RISK MANAGEMENT AND THE PRECAUTIONARY PRINCIPLE IN NUCLEAR SECURITY

Year
2017
Author(s)
Richard L. Donovan - U.S. Department of Energy
Abstract
With the growing recognition that risk cannot be eliminated from real world activities, the concept of risk management has emerged as an important element of corporate governance. More recently, the concepts of enterprise risk management have come to the fore in the business community, especially the financial community, as a means of balancing risks across the enterprise. As businesses and government agencies have attempted to implement the related concepts of risk management and enterprise risk management, a number of key issues have emerged, many of them common to the application of risk management principles to the security of Category I special nuclear material. In parallel with the efforts to manage risk within an enterprise, the so called Precautionary Principle has emerged and been applied to global issues such as environmental quality and genetic modification of organisms. The Precautionary Principle is based on ethical considerations rather than numerical evaluation of risk and is intended to be applied when the state of scientific knowledge is insufficient to provide assurance that systemic “ruin” is not credible.

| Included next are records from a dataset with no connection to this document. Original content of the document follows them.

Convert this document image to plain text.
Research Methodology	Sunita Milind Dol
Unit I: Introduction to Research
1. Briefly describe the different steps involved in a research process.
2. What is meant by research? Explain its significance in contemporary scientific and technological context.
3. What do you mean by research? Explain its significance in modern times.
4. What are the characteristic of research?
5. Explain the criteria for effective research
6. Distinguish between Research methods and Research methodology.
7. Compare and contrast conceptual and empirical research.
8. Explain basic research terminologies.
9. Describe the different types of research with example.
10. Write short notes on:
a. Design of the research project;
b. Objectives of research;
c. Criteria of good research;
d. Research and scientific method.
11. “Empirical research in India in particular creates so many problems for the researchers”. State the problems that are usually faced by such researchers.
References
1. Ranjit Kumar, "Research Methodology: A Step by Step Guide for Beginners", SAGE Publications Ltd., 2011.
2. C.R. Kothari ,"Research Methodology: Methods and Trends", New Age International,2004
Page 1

In the simplest terms, we should expect that risk management will use explicit risk assignments for each task and attempt to level risk across tasks and threats, while the Precautionary Principle will focus on the outcomes of (hopefully) small likelihood, tremendous consequence results of a particular activity. These approaches will be further discussed in the context of establishment of security requirements for the most sensitive special nuclear material assets.